The Akai MPX8 is a portable sample player with decent playability and sound for a hundred bucks. The eight velocity sensitive pads have a decent feel given the MPX8 only weighs about a pound. Akai includes a USB cable for data and power connectivity and a 3.5mm MIDI in and out cable.
The sound out of the MPX8 is about what you would expect for $99. For Sound Test 1 We plugged it into the Mackie and direct to our DAW without any processing and here’s a sample of a basic urban kit that gives you some feeling for the oomph. For Sound Test 2 we sweeted the mix with a little reverb and external processsing. This is a box that definitely needs a little help to make it shine.
Again, keep in mind the price point. We would not use the MPX8 for recording critical tracks. Instead, it would be handy in a live performance or broadcast situation where having a batch of samples, musical or otherwise, ready to go can come in handy.
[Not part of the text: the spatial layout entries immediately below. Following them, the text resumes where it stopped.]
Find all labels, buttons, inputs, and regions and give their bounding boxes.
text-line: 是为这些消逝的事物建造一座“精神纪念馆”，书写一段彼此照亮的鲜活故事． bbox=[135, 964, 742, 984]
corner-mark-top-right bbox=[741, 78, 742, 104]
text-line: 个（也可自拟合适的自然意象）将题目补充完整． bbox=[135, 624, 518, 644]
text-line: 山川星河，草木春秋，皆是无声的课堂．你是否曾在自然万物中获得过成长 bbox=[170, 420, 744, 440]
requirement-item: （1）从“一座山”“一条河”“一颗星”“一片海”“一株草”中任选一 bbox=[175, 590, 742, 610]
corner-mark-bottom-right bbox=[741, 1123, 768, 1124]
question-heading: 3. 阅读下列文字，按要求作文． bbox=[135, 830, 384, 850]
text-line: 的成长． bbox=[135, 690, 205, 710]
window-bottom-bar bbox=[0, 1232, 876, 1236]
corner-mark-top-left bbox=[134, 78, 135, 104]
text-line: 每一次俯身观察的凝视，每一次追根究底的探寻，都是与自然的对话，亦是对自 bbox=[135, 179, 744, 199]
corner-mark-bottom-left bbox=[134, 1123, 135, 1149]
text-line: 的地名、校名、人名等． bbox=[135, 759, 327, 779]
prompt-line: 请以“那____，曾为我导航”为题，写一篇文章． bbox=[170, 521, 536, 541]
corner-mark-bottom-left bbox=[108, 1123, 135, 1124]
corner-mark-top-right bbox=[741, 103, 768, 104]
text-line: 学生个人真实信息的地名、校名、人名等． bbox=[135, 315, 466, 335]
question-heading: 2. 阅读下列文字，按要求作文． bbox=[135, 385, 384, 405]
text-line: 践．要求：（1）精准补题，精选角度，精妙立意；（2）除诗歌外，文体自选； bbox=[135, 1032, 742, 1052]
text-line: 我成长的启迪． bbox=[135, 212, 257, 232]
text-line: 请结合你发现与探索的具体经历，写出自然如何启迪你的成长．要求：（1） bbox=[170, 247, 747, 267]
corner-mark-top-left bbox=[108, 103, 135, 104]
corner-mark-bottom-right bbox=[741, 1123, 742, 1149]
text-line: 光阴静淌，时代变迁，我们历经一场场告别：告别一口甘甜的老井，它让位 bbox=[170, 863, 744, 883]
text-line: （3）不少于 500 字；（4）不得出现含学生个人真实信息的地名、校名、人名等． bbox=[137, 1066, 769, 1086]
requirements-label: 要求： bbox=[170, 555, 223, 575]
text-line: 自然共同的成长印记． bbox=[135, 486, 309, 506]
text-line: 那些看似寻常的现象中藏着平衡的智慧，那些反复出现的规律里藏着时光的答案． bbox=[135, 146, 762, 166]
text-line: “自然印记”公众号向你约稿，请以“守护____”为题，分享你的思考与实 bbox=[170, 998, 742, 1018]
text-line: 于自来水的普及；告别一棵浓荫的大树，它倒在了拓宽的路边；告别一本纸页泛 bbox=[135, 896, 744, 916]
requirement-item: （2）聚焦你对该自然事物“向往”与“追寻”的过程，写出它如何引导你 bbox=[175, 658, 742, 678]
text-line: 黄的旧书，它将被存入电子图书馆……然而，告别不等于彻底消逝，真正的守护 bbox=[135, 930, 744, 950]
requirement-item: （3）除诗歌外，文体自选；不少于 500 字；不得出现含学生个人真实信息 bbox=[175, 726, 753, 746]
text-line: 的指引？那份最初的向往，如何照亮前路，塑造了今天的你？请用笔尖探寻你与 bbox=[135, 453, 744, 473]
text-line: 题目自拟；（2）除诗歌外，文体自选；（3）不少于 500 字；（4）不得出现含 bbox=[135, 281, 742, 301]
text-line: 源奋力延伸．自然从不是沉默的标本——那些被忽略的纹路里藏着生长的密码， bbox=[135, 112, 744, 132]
It’s easy to load sounds and different kits but the performance is slow. Turn the dial and wait. Turn the dial and wait. We updated the firmware which is supposed to improve performance but still found the MPX8 too slow to respond. So this would inhibit live performance beyond pre-configured kits.
Akai includes a batch of loops and sounds for download that are a good starting point. There’s nothing special or new about the sounds but the quality and variety is pretty good and of course you can make your own samples. All sounds can be tuned and enhanced with the built-in reverb. It’s enough to make a batch of sounds more versatile but limited in scope. Turn it up or turn it down.
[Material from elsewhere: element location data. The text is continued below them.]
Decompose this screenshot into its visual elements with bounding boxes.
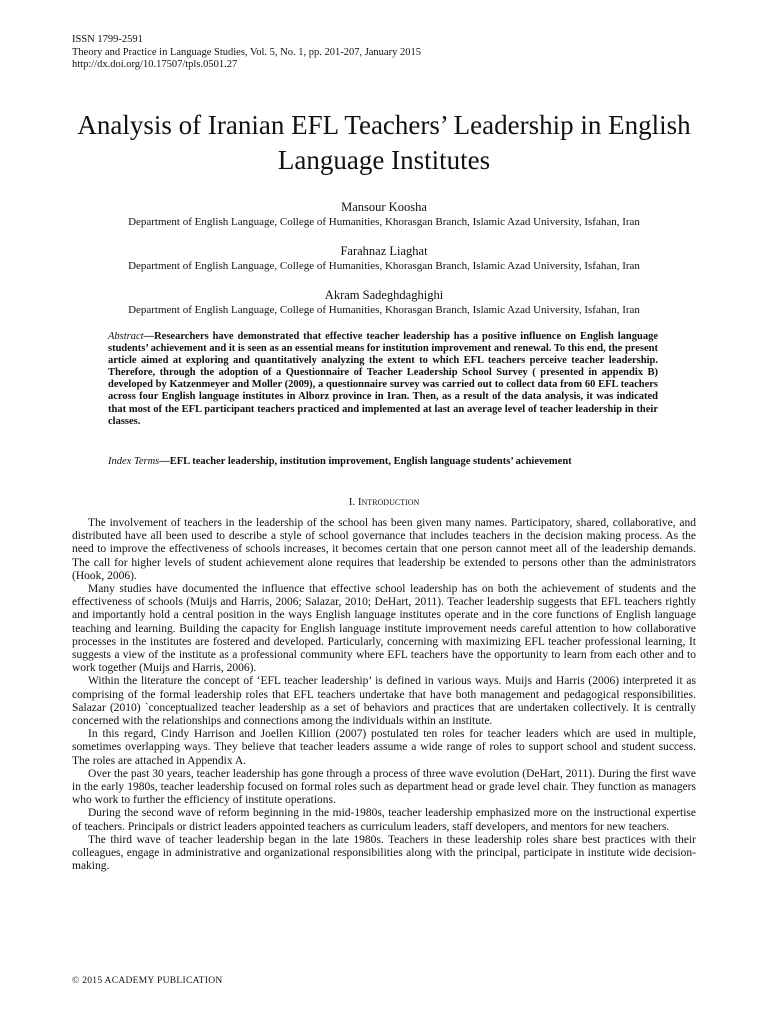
issn-line: ISSN 1799-2591 (72, 34, 143, 45)
section-title-rest: ntroduction (361, 496, 420, 508)
index-terms (108, 456, 668, 468)
abstract-label: Abstract (108, 331, 144, 342)
section-number: I. (348, 496, 358, 508)
author-name: Mansour Koosha (341, 200, 427, 214)
publisher-footer: © 2015 ACADEMY PUBLICATION (72, 976, 223, 986)
paragraph: In this regard, Cindy Harrison and Joellen Killion (2007) postulated ten roles for teacher leaders which are used in multiple, sometimes overlapping ways. They believe that teacher leaders assume a wide range of roles to support school and student success. The roles are attached in Appendix A. (72, 728, 696, 767)
author-block-2 (60, 244, 708, 273)
section-title-initial: I (357, 496, 362, 508)
author-affiliation: Department of English Language, College of Humanities, Khorasgan Branch, Islamic Azad University, Isfahan, Iran (128, 216, 640, 228)
journal-header (72, 34, 421, 72)
section-heading-introduction (0, 496, 768, 509)
index-terms-text: —EFL teacher leadership, institution improvement, English language students’ achievement (159, 456, 572, 467)
author-name: Farahnaz Liaghat (340, 244, 428, 258)
abstract-text: —Researchers have demonstrated that effective teacher leadership has a positive influence on English language students’ achievement and it is seen as an essential means for institution improvement and renewal. To this end, the present article aimed at exploring and quantitatively analyzing the extent to which EFL teachers perceive teacher leadership. Therefore, through the adoption of a Questionnaire of Teacher Leadership School Survey ( presented in appendix B) developed by Katzenmeyer and Moller (2009), a questionnaire survey was carried out to collect data from 60 EFL teachers across four English language institutes in Alborz province in Iran. Then, as a result of the data analysis, it was indicated that most of the EFL participant teachers practiced and implemented at last an average level of teacher leadership in their classes. (108, 331, 659, 427)
paper-title: Analysis of Iranian EFL Teachers’ Leadership in English Language Institutes (77, 110, 691, 175)
abstract (108, 331, 658, 428)
doi-link[interactable]: http://dx.doi.org/10.17507/tpls.0501.27 (72, 59, 238, 70)
author-affiliation: Department of English Language, College of Humanities, Khorasgan Branch, Islamic Azad University, Isfahan, Iran (128, 260, 640, 272)
paragraph: The involvement of teachers in the leadership of the school has been given many names. Participatory, shared, collaborative, and distributed have all been used to describe a style of school governance that includes teachers in the decision making process. As the need to improve the effectiveness of schools increases, it becomes certain that one person cannot meet all of the leadership demands. The call for higher levels of student achievement alone requires that leadership be extended to persons other than the administrators (Hook, 2006). (72, 517, 696, 582)
journal-citation-line: Theory and Practice in Language Studies, Vol. 5, No. 1, pp. 201-207, January 2015 (72, 46, 421, 58)
paragraph: Over the past 30 years, teacher leadership has gone through a process of three wave evolution (DeHart, 2011). During the first wave in the early 1980s, teacher leadership focused on formal roles such as department head or grade level chair. They function as managers who work to further the efficiency of institute operations. (72, 767, 696, 807)
author-name: Akram Sadeghdaghighi (324, 288, 444, 302)
paragraph: Within the literature the concept of ‘EFL teacher leadership’ is defined in various ways. Muijs and Harris (2006) interpreted it as comprising of the formal leadership roles that EFL teachers undertake that have both management and pedagogical responsibilities. Salazar (2010) `conceptualized teacher leadership as a set of behaviors and practices that are undertaken collectively. It is centrally concerned with the relationships and connections among the individuals within an institute. (72, 675, 696, 728)
index-terms-label: Index Terms (108, 456, 160, 467)
paragraph: The third wave of teacher leadership began in the late 1980s. Teachers in these leadership roles share best practices with their colleagues, engage in administrative and organizational responsibilities along with the principal, participate in institute wide decision-making. (72, 833, 696, 873)
paragraph: During the second wave of reform beginning in the mid-1980s, teacher leadership emphasized more on the instructional expertise of teachers. Principals or district leaders appointed teachers as curriculum leaders, staff developers, and mentors for new teachers. (72, 807, 696, 833)
author-block-3 (60, 288, 708, 317)
introduction-body (72, 517, 696, 873)
paragraph: Many studies have documented the influence that effective school leadership has on both the achievement of students and the effectiveness of schools (Muijs and Harris, 2006; Salazar, 2010; DeHart, 2011). Teacher leadership suggests that EFL teachers rightly and importantly hold a central position in the ways English language institutes operate and in the core functions of English language teaching and learning. Building the capacity for English language institute improvement needs careful attention to how collaborative processes in the institutes are fostered and developed. Particularly, concerning with maximizing EFL teacher professional learning, It suggests a view of the institute as a professional community where EFL teachers have the opportunity to learn from each other and to work together (Muijs and Harris, 2006). (72, 583, 696, 675)
author-affiliation: Department of English Language, College of Humanities, Khorasgan Branch, Islamic Azad University, Isfahan, Iran (128, 304, 640, 316)
author-block-1 (60, 200, 708, 229)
Akai doesn’t include much in the way of built-in memory so an SD card is required to load samples. The included software to edit kits is straightforward. We recommend using the software instead of trying to edit kids using the slow responding dial and wobbly buttons on the MPX8.
For $99 the Akai MPX8 is actually a fun portable sample player to have on hand. It’s a good entry level device for anyone new to sampling. Keep in mind, you still need to create and manage your samples on a computer. But, once you load them on the MPX8 you're good to go. Just power up and play or trigger via MIDI. Because of its size and decent sound don’t be surprised if you see these popping up in the studio and on stage.